A partire dal 1° marzo, le tariffe per i biglietti e gli abbonamenti Tper subiranno aumenti sostanziali, aumenti che hanno suscitato reazioni negative tra cittadini e commercianti. Il biglietto singolo per 75 minuti passerà da 1,5 a 2,3 euro (aumento del 53,3%). Anche i City pass, i biglietti giornalieri e gli abbonamenti mensili e annuali subiranno incrementi significativi (rispettivamente 35,7%, 50%, circa 8,3%, 3%). Il costo del bus a Bologna è superiore a quello di altre città italiane ed europee, tra cui Milano, Roma, Firenze, Parigi e Londra e la rende la città più cara d’Italia in questo settore, nonostante che i servizi offerti non siano al top (Tper era stata sanzionata nel 2023 per l’inefficienza del servizio bus). I recenti aumenti si inseriscano in una tendenza di rincari dei prezzi dei biglietti iniziata 15 anni fa, nel corso dei quali l’aumento complessivo è stato di circa il 130%, mentre l’indice dei prezzi al consumo è cresciuto solo del 30% nello stesso periodo. La mobilità a Bologna è un tema “caldo” a causa dei disagi provocati dai cantieri del tram e dai disservizi dei bus Tper, fatti che rendono ancora più problematico l’aumento delle tariffe e che hanno generato forti critiche da parte di tutte le forze politiche, sia di destra che di sinistra, che denunciano la mancanza di trasparenza per aver annunciato i rincari pochi giorni dopo le elezioni regionali e il danno per i cittadini, sollevando preoccupazioni sul diritto alla mobilità, specialmente per le persone a basso reddito e per chi vive fuori dal centro. Inoltre il bilancio positivo di Tper per il 2023, che ha registrato un utile di oltre 3 milioni di euro solleva dubbi sulla reale necessità degli aumenti.
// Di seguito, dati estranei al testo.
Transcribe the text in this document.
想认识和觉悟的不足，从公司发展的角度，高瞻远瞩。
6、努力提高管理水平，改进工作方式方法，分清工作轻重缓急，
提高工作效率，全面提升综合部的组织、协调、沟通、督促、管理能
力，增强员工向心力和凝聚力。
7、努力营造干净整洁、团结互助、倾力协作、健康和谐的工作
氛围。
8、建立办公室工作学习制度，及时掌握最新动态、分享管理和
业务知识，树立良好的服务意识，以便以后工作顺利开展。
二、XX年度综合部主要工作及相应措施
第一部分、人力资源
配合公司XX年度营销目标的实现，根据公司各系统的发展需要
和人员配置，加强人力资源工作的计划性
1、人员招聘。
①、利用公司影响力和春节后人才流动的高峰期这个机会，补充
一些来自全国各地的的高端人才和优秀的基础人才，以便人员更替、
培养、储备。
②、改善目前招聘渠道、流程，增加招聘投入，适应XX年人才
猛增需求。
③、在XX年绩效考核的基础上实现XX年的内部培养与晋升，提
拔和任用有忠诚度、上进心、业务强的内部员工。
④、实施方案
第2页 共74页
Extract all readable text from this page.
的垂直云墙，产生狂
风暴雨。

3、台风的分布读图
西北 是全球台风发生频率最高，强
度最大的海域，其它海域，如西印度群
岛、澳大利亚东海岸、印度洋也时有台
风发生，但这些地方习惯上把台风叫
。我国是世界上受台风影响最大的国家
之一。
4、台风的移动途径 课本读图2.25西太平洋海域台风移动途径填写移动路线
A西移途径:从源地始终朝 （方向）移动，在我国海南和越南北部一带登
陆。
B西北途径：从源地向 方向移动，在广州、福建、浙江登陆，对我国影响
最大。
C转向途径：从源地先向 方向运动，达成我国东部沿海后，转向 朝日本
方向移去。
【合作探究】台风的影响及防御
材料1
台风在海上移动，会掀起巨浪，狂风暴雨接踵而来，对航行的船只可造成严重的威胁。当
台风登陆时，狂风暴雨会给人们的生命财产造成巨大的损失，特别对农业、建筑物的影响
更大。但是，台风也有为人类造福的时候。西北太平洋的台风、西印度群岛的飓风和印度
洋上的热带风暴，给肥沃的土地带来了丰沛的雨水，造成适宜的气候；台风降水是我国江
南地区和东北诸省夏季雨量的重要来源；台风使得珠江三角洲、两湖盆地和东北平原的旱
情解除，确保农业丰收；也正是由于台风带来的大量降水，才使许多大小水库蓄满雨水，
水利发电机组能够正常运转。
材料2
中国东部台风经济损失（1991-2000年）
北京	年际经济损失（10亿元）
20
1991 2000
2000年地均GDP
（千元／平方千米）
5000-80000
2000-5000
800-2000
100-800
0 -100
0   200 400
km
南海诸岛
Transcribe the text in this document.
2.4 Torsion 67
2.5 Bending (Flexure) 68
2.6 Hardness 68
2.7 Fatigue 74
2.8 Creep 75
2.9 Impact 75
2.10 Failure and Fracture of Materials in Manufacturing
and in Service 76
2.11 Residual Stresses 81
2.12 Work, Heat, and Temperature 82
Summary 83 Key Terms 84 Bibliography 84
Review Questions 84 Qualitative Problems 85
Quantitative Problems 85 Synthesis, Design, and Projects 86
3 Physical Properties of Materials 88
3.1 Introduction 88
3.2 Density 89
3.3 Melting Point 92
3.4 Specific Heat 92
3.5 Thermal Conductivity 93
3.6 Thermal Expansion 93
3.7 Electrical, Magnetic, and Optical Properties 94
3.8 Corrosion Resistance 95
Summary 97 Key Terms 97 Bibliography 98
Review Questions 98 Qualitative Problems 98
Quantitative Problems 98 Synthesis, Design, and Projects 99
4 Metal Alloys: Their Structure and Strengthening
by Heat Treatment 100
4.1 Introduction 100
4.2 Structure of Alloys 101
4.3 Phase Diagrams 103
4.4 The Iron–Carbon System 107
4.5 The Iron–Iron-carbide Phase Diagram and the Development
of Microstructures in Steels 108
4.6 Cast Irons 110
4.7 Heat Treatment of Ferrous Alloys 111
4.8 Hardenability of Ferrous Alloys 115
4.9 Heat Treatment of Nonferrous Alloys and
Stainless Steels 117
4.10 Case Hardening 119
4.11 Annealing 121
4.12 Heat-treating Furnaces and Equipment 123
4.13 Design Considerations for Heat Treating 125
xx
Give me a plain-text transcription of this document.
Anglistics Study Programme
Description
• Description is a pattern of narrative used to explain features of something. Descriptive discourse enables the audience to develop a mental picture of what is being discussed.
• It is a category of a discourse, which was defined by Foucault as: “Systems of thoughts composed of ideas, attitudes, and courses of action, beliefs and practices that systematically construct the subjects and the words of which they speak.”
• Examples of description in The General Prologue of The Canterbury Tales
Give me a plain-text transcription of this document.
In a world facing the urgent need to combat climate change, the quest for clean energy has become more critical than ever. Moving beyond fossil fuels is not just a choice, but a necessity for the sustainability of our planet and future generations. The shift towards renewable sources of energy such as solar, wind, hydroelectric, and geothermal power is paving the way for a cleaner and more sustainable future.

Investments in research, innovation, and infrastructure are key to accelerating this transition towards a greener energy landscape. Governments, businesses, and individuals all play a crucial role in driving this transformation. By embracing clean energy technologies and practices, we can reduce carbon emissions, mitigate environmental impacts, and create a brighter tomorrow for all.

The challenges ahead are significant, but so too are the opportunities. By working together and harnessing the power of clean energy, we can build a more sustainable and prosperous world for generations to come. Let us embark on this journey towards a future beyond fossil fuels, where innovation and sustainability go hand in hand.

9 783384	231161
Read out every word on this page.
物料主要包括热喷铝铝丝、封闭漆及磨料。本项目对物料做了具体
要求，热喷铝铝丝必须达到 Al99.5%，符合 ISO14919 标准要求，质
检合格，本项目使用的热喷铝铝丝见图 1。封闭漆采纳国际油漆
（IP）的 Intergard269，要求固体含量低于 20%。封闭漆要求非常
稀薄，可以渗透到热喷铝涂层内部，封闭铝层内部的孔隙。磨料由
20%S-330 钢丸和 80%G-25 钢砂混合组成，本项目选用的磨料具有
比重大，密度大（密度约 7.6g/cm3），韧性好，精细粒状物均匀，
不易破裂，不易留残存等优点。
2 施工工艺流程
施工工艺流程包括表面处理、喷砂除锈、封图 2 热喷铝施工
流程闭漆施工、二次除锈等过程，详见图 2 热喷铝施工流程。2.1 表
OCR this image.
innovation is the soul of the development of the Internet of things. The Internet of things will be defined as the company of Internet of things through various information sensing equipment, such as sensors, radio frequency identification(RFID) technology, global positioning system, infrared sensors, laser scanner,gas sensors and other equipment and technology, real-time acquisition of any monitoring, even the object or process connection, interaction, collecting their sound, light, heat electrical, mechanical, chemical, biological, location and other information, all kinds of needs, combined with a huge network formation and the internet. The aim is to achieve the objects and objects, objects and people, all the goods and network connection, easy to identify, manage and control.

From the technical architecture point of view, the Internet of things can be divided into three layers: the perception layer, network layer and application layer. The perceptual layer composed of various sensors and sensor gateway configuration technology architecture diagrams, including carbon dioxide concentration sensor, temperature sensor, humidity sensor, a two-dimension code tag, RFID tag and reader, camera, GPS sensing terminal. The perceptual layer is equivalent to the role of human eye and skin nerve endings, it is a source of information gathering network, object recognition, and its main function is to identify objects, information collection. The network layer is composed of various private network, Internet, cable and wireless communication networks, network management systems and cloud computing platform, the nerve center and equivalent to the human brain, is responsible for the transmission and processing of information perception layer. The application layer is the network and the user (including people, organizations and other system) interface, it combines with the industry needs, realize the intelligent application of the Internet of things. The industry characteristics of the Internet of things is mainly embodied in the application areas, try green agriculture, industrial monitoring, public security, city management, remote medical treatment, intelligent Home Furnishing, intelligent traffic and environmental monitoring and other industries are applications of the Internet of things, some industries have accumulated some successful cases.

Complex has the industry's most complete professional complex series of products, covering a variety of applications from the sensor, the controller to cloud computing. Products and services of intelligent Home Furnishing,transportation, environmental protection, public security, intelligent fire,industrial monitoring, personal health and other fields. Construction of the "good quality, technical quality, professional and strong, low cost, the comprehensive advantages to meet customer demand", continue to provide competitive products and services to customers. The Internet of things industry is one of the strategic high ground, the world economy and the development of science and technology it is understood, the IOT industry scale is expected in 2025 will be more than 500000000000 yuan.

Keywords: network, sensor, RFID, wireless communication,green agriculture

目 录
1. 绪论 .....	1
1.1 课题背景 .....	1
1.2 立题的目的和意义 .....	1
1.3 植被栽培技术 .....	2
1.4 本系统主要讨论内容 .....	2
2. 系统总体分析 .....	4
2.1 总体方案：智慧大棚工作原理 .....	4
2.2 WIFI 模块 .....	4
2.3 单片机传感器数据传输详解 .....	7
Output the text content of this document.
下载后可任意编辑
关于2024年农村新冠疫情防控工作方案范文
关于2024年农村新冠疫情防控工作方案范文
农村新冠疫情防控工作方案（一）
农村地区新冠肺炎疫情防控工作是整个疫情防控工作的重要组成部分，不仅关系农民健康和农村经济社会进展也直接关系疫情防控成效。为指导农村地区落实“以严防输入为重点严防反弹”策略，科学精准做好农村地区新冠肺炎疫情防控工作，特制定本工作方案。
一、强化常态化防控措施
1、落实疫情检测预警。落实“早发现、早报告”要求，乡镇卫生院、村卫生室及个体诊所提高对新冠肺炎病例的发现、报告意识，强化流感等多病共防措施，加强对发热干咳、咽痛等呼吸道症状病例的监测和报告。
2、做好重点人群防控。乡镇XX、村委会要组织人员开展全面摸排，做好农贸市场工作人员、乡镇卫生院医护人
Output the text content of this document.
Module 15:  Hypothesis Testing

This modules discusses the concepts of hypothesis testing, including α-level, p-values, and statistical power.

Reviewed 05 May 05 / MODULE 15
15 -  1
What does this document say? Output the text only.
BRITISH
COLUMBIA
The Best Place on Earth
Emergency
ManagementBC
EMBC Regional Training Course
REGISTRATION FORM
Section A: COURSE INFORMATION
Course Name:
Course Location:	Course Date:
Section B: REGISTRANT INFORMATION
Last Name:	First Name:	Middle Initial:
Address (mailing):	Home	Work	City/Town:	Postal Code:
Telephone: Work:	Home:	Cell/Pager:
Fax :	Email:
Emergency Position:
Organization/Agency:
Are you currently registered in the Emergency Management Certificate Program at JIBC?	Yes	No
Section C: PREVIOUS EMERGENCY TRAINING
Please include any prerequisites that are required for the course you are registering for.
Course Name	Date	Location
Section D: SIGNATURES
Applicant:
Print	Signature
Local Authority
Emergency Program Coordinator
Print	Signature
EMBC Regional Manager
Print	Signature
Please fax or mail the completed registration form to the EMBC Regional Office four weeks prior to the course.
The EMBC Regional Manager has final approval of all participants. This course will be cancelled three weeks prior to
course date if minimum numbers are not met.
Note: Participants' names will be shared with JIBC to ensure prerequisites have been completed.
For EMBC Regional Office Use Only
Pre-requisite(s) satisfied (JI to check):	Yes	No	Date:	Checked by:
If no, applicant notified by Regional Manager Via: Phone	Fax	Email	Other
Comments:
Entro l’estate, verrà attivata la linea “Marconi Express 949”, un servizio di autobus elettrici che collegherà direttamente l’aeroporto Marconi con il centro città (Piazza Malpighi) senza soste intermedie e affiancherà temporaneamente il servizio su monorotaia (People Mover) durante l’estate. La linea BLQ, che collegava anch’essa l’aeroporto e la stazione, è stata soppressa “per non fare concorrenza al People Mover”, e non si comprende perché invece la nuova linea “Marconi Express 949” non possa essere considerata ugualmente concorrente. Inoltre l’introduzione della nuova linea bus è un’ammissione implicita del fallimento del People Mover nel soddisfare le esigenze di trasporto tra aeroporto e centro. Il suo utilizzo, nonostante i costi elevati sostenuti per la sua attivazione, è inferiore alle aspettative e non ha risolto il problema del collegamento con l’aeroporto. Mastacchi chiede quindi un intervento della Giunta Regionale per una revisione del trasporto pubblico locale e per la ricerca di una soluzione che tenga conto della qualità del servizio, dei costi per gli utenti e della sostenibilità finanziaria.